Il m'a fallu du temps pour comprendre qu'avec cet écrivain il faut prendre sur soi car on a vite fait de bouillir d'impatience lorsque nous, pauvres lecteurs du 21ème siècle, nous retrouvons au milieu de digressions qui s'étalent sur des pages et des pages .... et encore d'autres pages !!
D'accord, en ce temps les écrivains étaient payés à la quantité, et tout flambeur qu'était le grand Honoré de Balzac, on imagine très aisément qu'il est ressenti le besoin d'étaler ses récits sur le plus de pages possibles.
C'est vrai aussi que ces descriptions nous laissent une peintures des moeurs de l'époque - dans son milieu social s'entend - des plus riches. Mais, difficile de ne pas se laisser tenter par l'abandon dans des moments pareils !
Enfin, une fois tout cela mis de côté, j'ai été touchée par Eugénie Grandet. Une jeune fille pleine de candeur, généreuse... et bien trop crédule !
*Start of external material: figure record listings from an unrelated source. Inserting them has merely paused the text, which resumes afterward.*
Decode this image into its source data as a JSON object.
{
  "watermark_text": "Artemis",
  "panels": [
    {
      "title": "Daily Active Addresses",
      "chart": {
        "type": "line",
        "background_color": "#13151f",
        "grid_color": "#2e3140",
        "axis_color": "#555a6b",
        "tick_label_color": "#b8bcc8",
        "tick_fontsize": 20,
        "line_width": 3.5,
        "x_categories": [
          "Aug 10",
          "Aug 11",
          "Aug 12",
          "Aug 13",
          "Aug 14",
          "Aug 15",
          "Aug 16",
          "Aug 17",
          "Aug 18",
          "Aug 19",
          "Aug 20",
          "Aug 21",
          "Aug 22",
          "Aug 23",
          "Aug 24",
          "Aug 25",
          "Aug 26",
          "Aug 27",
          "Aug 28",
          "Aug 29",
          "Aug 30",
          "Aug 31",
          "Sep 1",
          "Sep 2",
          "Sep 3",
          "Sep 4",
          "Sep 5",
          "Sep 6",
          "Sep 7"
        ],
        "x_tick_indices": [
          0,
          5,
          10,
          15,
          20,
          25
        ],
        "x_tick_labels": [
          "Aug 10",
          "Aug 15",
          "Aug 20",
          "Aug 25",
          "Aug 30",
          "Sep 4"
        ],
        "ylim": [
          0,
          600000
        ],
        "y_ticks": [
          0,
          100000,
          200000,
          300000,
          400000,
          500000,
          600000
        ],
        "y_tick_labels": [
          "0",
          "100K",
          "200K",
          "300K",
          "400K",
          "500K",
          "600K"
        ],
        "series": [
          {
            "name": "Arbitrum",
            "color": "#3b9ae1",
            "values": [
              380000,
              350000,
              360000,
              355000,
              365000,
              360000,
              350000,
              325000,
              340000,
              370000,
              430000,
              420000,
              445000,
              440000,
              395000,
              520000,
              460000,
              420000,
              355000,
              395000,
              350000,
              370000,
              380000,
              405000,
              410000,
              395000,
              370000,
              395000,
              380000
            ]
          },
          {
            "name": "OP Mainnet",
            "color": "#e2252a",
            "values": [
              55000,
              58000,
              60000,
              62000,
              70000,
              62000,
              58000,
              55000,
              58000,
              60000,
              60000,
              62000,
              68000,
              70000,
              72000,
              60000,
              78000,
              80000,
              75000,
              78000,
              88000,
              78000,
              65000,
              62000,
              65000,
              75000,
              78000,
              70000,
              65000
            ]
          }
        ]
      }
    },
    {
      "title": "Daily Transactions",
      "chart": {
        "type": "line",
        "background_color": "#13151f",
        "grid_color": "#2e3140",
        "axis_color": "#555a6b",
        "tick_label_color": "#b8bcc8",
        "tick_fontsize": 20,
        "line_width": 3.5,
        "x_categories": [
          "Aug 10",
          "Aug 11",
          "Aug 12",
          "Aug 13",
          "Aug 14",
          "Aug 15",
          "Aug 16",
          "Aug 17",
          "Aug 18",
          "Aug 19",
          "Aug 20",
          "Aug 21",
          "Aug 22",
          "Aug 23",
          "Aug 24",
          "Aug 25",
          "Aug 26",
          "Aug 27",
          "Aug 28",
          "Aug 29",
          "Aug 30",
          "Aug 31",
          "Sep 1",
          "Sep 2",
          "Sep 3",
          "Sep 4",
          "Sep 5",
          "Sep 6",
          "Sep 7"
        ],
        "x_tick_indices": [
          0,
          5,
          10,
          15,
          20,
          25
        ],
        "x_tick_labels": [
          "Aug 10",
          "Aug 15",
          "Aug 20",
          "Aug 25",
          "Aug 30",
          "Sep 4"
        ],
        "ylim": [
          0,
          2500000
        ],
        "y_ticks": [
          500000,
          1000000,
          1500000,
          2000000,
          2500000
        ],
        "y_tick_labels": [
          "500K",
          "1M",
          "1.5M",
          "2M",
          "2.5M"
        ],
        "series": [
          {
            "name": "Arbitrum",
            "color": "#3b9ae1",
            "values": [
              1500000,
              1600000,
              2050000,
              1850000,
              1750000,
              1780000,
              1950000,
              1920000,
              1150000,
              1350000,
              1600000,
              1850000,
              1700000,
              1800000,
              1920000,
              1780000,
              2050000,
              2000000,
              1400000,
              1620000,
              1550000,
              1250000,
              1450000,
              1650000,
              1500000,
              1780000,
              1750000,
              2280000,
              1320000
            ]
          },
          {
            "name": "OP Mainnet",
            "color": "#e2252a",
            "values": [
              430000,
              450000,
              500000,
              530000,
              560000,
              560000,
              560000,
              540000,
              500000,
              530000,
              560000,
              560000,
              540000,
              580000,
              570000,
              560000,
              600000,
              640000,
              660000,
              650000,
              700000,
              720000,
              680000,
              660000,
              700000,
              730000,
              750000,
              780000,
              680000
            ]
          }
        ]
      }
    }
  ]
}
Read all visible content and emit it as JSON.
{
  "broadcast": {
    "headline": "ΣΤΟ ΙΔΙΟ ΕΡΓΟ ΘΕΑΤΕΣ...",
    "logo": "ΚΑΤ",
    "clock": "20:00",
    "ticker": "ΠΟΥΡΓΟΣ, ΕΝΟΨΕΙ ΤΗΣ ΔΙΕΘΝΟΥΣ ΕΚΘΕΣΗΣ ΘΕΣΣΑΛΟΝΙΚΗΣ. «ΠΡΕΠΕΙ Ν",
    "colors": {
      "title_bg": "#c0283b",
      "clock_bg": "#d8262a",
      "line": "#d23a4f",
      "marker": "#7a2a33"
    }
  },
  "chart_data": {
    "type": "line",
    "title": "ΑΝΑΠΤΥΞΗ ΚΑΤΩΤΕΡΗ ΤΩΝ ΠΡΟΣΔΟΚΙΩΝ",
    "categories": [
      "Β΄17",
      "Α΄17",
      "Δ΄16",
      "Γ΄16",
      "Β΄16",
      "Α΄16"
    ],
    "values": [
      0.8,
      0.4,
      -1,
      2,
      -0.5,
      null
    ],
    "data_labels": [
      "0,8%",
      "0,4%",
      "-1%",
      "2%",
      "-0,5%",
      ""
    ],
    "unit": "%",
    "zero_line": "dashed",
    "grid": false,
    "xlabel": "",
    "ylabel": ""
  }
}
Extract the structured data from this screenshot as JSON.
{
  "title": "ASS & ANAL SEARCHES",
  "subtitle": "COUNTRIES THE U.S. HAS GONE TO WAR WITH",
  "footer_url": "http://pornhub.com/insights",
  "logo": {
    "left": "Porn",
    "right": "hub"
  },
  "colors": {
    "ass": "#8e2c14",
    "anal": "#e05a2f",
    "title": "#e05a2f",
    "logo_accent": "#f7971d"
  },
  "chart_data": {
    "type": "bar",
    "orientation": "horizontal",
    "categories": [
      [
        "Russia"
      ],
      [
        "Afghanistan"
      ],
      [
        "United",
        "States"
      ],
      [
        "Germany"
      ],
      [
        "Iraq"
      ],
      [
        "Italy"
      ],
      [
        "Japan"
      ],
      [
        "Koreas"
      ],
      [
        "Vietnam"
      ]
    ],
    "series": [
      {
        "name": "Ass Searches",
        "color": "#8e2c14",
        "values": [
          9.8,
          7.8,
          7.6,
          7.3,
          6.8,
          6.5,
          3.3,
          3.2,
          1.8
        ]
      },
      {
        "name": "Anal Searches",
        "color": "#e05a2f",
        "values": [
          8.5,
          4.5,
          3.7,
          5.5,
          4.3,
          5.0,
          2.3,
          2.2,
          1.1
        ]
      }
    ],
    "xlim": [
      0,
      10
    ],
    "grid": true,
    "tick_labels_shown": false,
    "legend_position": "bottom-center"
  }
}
Alors pourquoi ne pas m'être agacée ? Sans doute parce que je me suis un peu identifiée à cette époque (j'avais 13 ou 14ans), et découvrais que "donner" n'est pas gage de recevoir encore moins de gratitude.
C'est donc comme cela que Balzac est resté dans ma mémoire : comme un peintre des tempéraments humains. En montrant aussi que tous ne sont pas blancs ou noirs, et que les préceptes enseignées à la messe ... restent à la messe ! car la vie a d'autres obligations : celles du "soi".
Une révélation pour moi à l'époque !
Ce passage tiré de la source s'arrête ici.